Le plan de relance post-Covid-19 annoncé par le gouvernement français le 3 septembre dernier et ses différentes mesures sont sous-tendus par deux objectifs explicites : rendre l’économie française plus indépendante dans la production de biens essentiels, et investir dans les « filières du futur » et la transition écologique. Si l’ambition est importante, et le montant des investissements inédit, le contenu précis des aides et leurs modalités de mise en œuvre doivent faire l’objet d’un suivi attentif et régulier1 . C’est notamment le cas du secteur agricole, doté d’un milliard d’euros sur les 100 milliards du plan de relance dans son ensemble. Ce montant est-il suffisant ? Comment ces sommes pourraient-elles et devraient-elles être effectivement décaissées ? Ce billet de blog analyse les différentes enveloppes prévues par le plan de relance dans le secteur agricole, soulignant notamment l’enjeu de pouvoir mettre le système alimentaire français sur une trajectoire d’une décarbonation complète à l’horizon 2050.

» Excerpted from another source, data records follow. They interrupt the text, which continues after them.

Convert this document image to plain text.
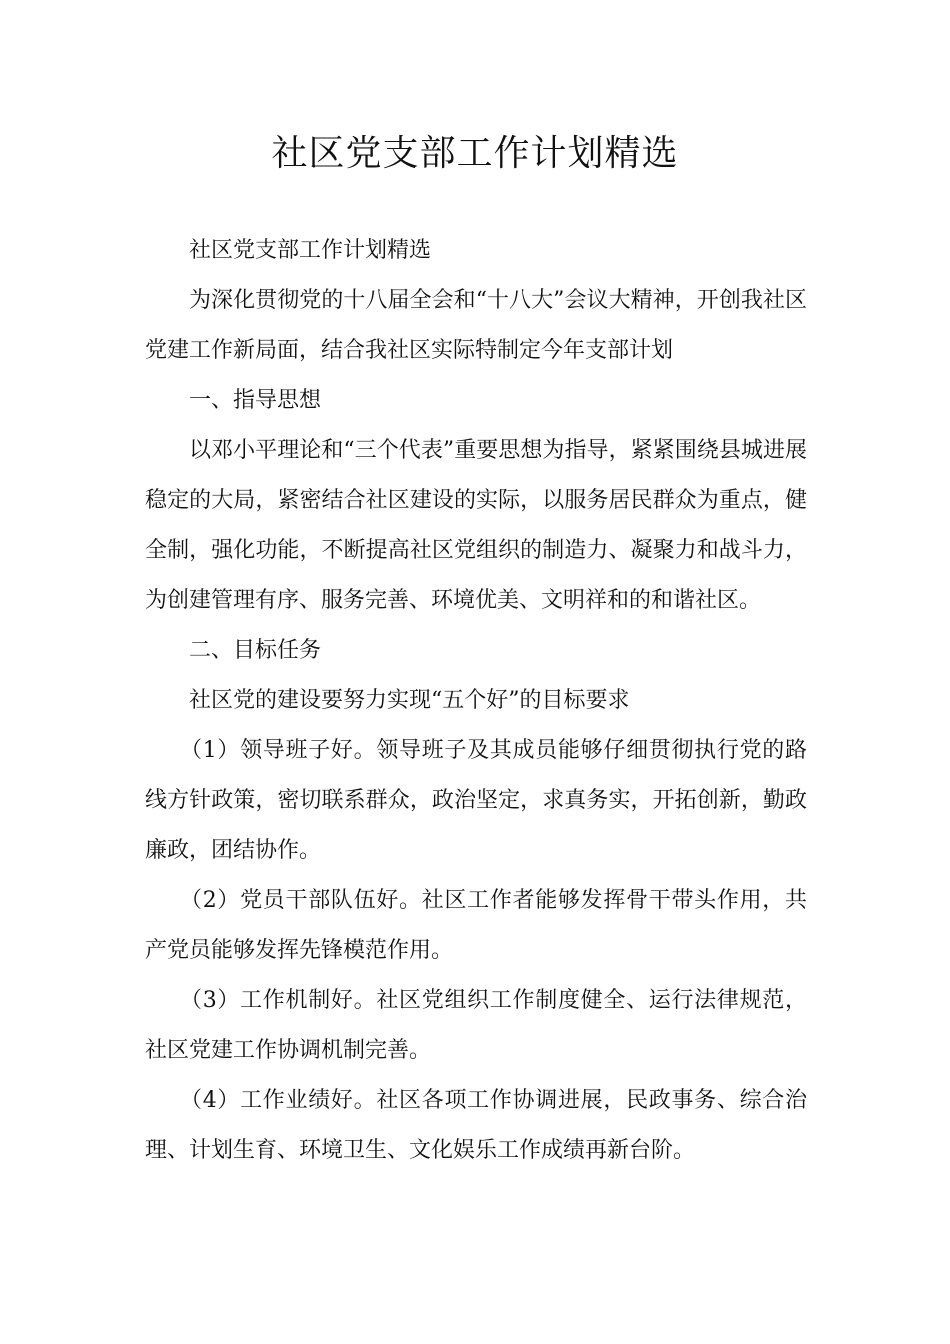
社区党支部工作计划精选

社区党支部工作计划精选

为深化贯彻党的十八届全会和“十八大”会议大精神，开创我社区党建工作新局面，结合我社区实际特制定今年支部计划

一、指导思想

以邓小平理论和“三个代表”重要思想为指导，紧紧围绕县城进展稳定的大局，紧密结合社区建设的实际，以服务居民群众为重点，健全制，强化功能，不断提高社区党组织的制造力、凝聚力和战斗力，为创建管理有序、服务完善、环境优美、文明祥和的和谐社区。

二、目标任务

社区党的建设要努力实现“五个好”的目标要求

（1）领导班子好。领导班子及其成员能够仔细贯彻执行党的路线方针政策，密切联系群众，政治坚定，求真务实，开拓创新，勤政廉政，团结协作。

（2）党员干部队伍好。社区工作者能够发挥骨干带头作用，共产党员能够发挥先锋模范作用。

（3）工作机制好。社区党组织工作制度健全、运行法律规范，社区党建工作协调机制完善。

（4）工作业绩好。社区各项工作协调进展，民政事务、综合治理、计划生育、环境卫生、文化娱乐工作成绩再新台阶。
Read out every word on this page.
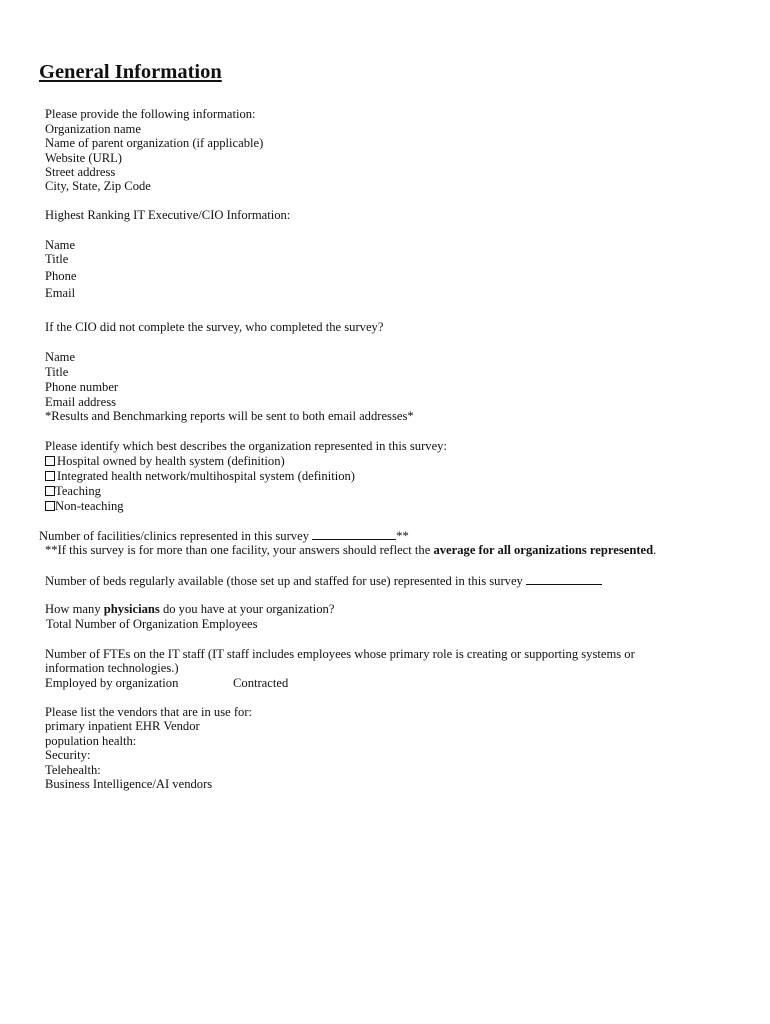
General Information
Please provide the following information:
Organization name
Name of parent organization (if applicable)
Website (URL)
Street address
City, State, Zip Code
Highest Ranking IT Executive/CIO Information:
Name
Title
Phone
Email
If the CIO did not complete the survey, who completed the survey?
Name
Title
Phone number
Email address
*Results and Benchmarking reports will be sent to both email addresses*
Please identify which best describes the organization represented in this survey:
Hospital owned by health system (definition)
Integrated health network/multihospital system (definition)
Teaching
Non-teaching
Number of facilities/clinics represented in this survey	**
**If this survey is for more than one facility, your answers should reflect the average for all organizations represented.
Number of beds regularly available (those set up and staffed for use) represented in this survey
How many physicians do you have at your organization?
Total Number of Organization Employees
Number of FTEs on the IT staff (IT staff includes employees whose primary role is creating or supporting systems or
information technologies.)
Employed by organization	Contracted
Please list the vendors that are in use for:
primary inpatient EHR Vendor
population health:
Security:
Telehealth:
Business Intelligence/AI vendors
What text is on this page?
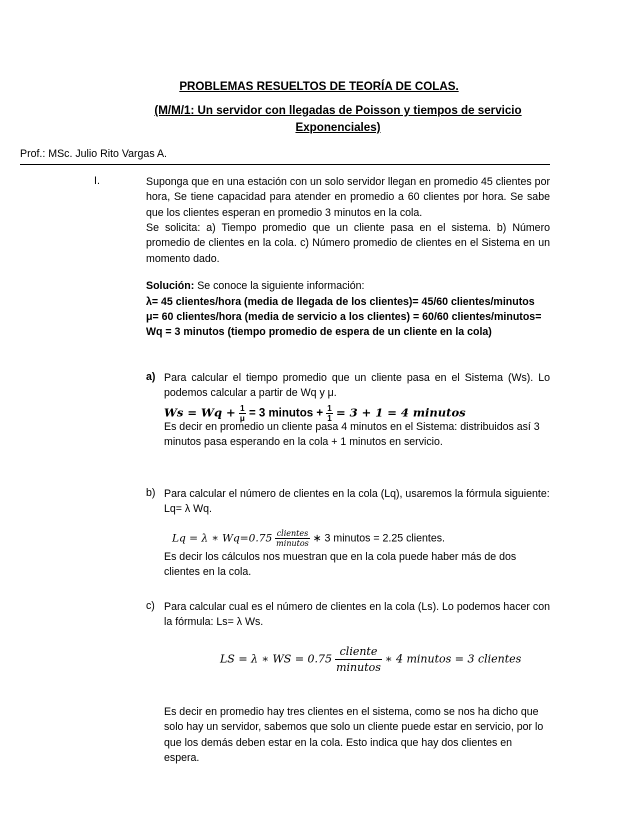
PROBLEMAS RESUELTOS DE TEORÍA DE COLAS.
(M/M/1: Un servidor con llegadas de Poisson y tiempos de servicio Exponenciales)
Prof.: MSc. Julio Rito Vargas A.
I.	Suponga que en una estación con un solo servidor llegan en promedio 45 clientes por hora, Se tiene capacidad para atender en promedio a 60 clientes por hora. Se sabe que los clientes esperan en promedio 3 minutos en la cola.
Se solicita: a) Tiempo promedio que un cliente pasa en el sistema. b) Número promedio de clientes en la cola. c) Número promedio de clientes en el Sistema en un momento dado.
Solución: Se conoce la siguiente información:
λ= 45 clientes/hora (media de llegada de los clientes)= 45/60 clientes/minutos
μ= 60 clientes/hora (media de servicio a los clientes) = 60/60 clientes/minutos=
Wq = 3 minutos (tiempo promedio de espera de un cliente en la cola)
a) Para calcular el tiempo promedio que un cliente pasa en el Sistema (Ws). Lo podemos calcular a partir de Wq y μ.
$Ws = Wq + \frac{1}{\mu} = 3$ minutos + $\frac{1}{1} = 3 + 1 = 4$ minutos
Es decir en promedio un cliente pasa 4 minutos en el Sistema: distribuidos así 3 minutos pasa esperando en la cola + 1 minutos en servicio.
b) Para calcular el número de clientes en la cola (Lq), usaremos la fórmula siguiente: Lq= λ Wq.
Lq = λ ∗ $Wq=0.75 \frac{\text{clientes}}{\text{minutos}}$ ∗ 3 minutos = 2.25 clientes.
Es decir los cálculos nos muestran que en la cola puede haber más de dos clientes en la cola.
c) Para calcular cual es el número de clientes en la cola (Ls). Lo podemos hacer con la fórmula: Ls= λ Ws.
LS = λ ∗ WS = $0.75 \frac{\text{cliente}}{\text{minutos}}$ ∗ 4 minutos = 3 clientes
Es decir en promedio hay tres clientes en el sistema, como se nos ha dicho que solo hay un servidor, sabemos que solo un cliente puede estar en servicio, por lo que los demás deben estar en la cola. Esto indica que hay dos clientes en espera.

Malgré les ambitions de rupture annoncées, les mesures du volet agricole du plan de relance français restent d’une ampleur limitée. Un milliard d’euros sont annoncés (1,2 milliard si on prend en compte la forêt), soit 1 % du budget total prévu pour revitaliser l’économie française, et à peine plus de 10 % de l’enveloppe Politique agricole commune annuelle pour la France (9,1 milliards d’euros). Des ordres de grandeur faibles lorsqu’on les met en regard de ce que le secteur représente en termes  environnementaux et sociaux : 20 % des émissions directes de GES2 ; près de 30 % des milieux remarquables protégés au titre de la Convention sur la diversité biologique dépendent des pratiques agricoles3 ; et 5,2 % de la population active française est directement employée dans les secteurs agricole et agro-alimentaire (sans compter les emplois indirects générés par les exploitations agricoles et les industries agroalimentaires)4 .

Par ailleurs, les modalités de gestion et de décaissement des montants annoncés demanderont à être précisées de manière fine. La relative « atomisation » du secteur entre filières et à l’échelle des exploitations agricoles implique des coûts de transaction élevés pour chaque dossier de financement – pour les récipiendaires comme pour les intermédiaires, qui doivent être considérés avec attention. Les organismes publics en charge de l’agriculture ont vu leurs effectifs significativement se réduire au cours des dernières années, rendant la gestion des affaires courantes parfois délicate, et il pourra être difficile d’ajouter à cela le pilotage des enveloppes du plan de relance. Pour ce qui est des agriculteurs, le fonctionnement prévu par « appel à projet » pourrait écarter les structures plus petites et moins en capacité de dégager du temps pour y répondre.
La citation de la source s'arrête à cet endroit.